Ганс. Его холодное сообщение:
«Это больше не повторится».
Список.
Пункт 17: «Перестать врать себе».
Я свернула на старую дорогу, где движение было редким. Здесь всё дышало запустением: разбитые тротуары, покосившиеся заборы, заброшенная колонка с оторванным краном – словно памятник чьему-то забытому прошлому.
И тут я увидела его.
Ганс стоял посреди этой заброшенной дороги, словно ждал меня. А рядом с ним два подозрительных типа.
Но мои глаза были прикованы к Гансу. Его фигура была словно вырезана из тени, а лицо выражало ту же пустоту, что я недавно видела в глазах Финна.

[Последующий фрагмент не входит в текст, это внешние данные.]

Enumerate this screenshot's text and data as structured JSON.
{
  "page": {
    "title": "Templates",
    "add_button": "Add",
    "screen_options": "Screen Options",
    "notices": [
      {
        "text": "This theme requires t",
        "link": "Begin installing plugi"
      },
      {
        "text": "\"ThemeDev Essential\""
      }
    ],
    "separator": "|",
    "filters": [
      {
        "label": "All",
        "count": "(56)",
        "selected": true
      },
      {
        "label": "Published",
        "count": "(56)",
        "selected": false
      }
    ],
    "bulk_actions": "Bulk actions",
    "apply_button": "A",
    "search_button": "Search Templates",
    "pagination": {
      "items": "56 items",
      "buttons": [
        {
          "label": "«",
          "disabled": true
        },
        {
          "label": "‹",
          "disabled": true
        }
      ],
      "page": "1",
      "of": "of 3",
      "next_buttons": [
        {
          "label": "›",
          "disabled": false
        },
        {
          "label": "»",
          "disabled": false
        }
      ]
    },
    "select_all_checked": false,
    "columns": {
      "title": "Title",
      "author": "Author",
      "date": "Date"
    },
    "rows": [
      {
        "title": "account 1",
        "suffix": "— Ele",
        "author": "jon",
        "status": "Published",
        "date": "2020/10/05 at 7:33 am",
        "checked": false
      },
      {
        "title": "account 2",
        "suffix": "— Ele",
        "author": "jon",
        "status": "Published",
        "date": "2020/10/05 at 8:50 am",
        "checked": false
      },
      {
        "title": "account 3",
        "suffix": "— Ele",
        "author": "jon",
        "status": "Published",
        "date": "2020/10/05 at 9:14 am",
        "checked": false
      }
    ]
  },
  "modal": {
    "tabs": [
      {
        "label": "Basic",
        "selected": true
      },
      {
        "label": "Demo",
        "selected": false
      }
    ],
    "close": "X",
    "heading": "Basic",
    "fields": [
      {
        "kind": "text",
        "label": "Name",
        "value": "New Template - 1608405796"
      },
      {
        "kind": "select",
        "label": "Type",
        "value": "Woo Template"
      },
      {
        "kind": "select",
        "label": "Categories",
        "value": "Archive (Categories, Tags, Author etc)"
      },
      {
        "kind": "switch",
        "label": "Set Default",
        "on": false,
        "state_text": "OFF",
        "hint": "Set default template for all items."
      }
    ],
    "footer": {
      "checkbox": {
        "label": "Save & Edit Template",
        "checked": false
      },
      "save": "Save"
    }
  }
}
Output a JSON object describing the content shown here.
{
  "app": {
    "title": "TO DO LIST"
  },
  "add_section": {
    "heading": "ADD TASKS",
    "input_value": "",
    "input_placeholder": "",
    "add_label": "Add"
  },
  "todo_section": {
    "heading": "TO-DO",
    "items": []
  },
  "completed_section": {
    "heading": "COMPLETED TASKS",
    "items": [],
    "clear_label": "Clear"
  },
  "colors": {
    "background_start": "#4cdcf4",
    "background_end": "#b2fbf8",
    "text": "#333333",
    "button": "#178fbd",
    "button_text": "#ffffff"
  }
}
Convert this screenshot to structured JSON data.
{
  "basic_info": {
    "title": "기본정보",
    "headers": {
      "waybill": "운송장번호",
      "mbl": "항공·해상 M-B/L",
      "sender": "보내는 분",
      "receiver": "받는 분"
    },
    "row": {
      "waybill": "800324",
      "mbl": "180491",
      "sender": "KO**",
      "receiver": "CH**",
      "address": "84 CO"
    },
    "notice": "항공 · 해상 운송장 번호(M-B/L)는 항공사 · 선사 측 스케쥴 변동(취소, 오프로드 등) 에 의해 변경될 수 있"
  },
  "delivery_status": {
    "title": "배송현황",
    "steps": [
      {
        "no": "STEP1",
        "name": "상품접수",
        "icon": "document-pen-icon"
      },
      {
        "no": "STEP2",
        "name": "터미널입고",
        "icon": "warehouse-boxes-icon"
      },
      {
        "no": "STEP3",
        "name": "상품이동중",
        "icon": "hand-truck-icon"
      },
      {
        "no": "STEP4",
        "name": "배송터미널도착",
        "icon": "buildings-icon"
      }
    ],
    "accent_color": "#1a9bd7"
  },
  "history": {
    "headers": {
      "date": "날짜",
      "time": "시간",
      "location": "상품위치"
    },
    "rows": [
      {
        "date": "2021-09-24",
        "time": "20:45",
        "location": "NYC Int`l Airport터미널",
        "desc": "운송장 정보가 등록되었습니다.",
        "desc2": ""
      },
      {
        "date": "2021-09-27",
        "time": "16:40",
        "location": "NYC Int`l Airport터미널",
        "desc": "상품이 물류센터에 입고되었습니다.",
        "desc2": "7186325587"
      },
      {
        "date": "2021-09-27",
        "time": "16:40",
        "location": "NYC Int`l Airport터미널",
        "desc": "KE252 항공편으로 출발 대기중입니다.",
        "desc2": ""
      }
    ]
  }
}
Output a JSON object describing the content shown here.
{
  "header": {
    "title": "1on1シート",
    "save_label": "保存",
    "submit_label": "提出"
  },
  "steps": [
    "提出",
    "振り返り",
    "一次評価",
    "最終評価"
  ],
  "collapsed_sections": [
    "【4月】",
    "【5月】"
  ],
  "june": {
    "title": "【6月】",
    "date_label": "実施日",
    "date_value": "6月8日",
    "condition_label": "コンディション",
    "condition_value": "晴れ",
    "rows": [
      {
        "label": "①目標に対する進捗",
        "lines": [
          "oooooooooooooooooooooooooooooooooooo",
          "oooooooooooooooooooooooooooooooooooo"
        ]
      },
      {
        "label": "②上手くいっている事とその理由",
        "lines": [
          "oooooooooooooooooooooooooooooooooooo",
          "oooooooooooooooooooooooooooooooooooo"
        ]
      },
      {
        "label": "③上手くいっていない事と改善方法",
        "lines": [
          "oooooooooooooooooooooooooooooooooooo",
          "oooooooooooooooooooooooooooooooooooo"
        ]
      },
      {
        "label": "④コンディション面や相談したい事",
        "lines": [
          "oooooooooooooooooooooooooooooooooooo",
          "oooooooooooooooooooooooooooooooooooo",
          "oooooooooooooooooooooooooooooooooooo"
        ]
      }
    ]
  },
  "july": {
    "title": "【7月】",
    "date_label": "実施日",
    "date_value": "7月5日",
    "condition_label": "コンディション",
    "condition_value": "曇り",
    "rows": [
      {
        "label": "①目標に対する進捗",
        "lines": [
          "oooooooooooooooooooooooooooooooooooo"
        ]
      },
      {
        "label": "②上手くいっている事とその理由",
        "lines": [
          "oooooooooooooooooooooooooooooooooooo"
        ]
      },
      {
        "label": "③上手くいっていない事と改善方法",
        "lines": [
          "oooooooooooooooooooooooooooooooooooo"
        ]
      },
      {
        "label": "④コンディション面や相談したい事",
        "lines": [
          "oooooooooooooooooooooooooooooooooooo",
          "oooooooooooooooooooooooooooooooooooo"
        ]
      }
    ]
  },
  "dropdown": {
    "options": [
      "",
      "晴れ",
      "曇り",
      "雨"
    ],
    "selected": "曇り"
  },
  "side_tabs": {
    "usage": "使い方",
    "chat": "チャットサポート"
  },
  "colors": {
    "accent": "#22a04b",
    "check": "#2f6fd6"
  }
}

В этот момент я поняла, что все мои попытки убежать, спрятаться, солгать – были напрасны.
Он знал.
И теперь я должна была посмотреть правде в глаза, как бы больно это ни было. Потому что пункт 17 моего списка больше не был просто словами на бумаге – он стал моим приговором и шансом на спасение одновременно.
Он стоял у колонки, курил, зажав сигарету в зубах. Рядом с ним – двое парней, которых я никогда не видела в универе: один лысый, с татуировкой змеи на шее, второй – тощий, в косухе, с лицом, будто высеченным из камня. Они о чем-то спорили, Ганс что-то резко сказал, и лысый засмеялся, но недобро.
Я резко нажала на тормоз. Машина дернулась, колеса взвизгнули.
– Что за черт…
Я не планировала останавливаться. Но ноги уже выносили меня из машины, прежде чем мозг успел протестовать.
– Ганс!
Он обернулся. Его лицо сначала выразило удивление, потом – раздражение.
– Лу? Ты чего здесь?
– Я могла бы спросить тебя то же самое, – я подошла ближе, чувствуя, как земля уходит из-под ног. Эти двое смотрели на меня, как на диковинку.
– Дела, – буркнул Ганс, отводя взгляд.
– Какие дела? – я посмотрела на лысого. – Вы кто вообще?
Тот ухмыльнулся, показал золотой зуб.
– Друзья твоего… парня?
Слово «парня» он произнес с такой язвительностью, что у меня сжались кулаки.
– Ганс, – я повернулась к нему. – Ты в курсе, что тебя хотят отчислить?
Лысый засмеялся.
– О, серьезно? Ну тогда нам точно пора, – он хлопнул Ганса по плечу. – Без обид, братан.
Они сели в ржавую машину, и та, словно древний зверь, заурчала, выпуская клубы сизого дыма. Мотор натужно взвыл, колеса заскрежетали по асфальту, и они уехали, оставив после себя лишь запах горелой резины и тишину.
Тишина опустилась на нас как тяжелое одеяло. Она давила на виски, звенела в ушах, делала каждый вздох тяжелее предыдущего.
Ганс затянулся, и дым от его сигареты поднялся в небо причудливыми кольцами – словно маленькие призраки наших проблем пытались улететь прочь. Его профиль был напряжен, желчный свет раннего утра придавал коже землистый оттенок.
– Ну и зачем ты это сделала? – его голос звучал глухо, почти безэмоционально, но я чувствовала в нем затаенную ярость.
– Что? – мой голос дрогнул, предательски выдавая волнение.
– Опять влезла. – каждое слово падало как камень в воду, создавая круги напряжения между нами.
– Потому что ты… – я сглотнула ком в горле, чувствуя, как страх и тревога скручивают внутренности в тугой узел. – Ты что, опять связался с какими-то отбросами? – вопрос вырвался сам собой, острый и болезненный, как осколок стекла.
В этот момент я увидела в его глазах что-то новое – нечто темное и холодное, чего раньше там не было. Это был взгляд человека, который уже не тот, кого я знала, и эта мысль пронзила меня как удар молнии.
Воздух между нами наэлектризовался, словно перед грозой. Я чувствовала, как каждая клеточка моего тела кричит от тревоги, как пульс отбивает бешеный ритм в висках. Что-то в этой сцене было неправильным, опасным – как будто мы стояли на краю пропасти, и один неверный шаг мог сбросить нас в бездну.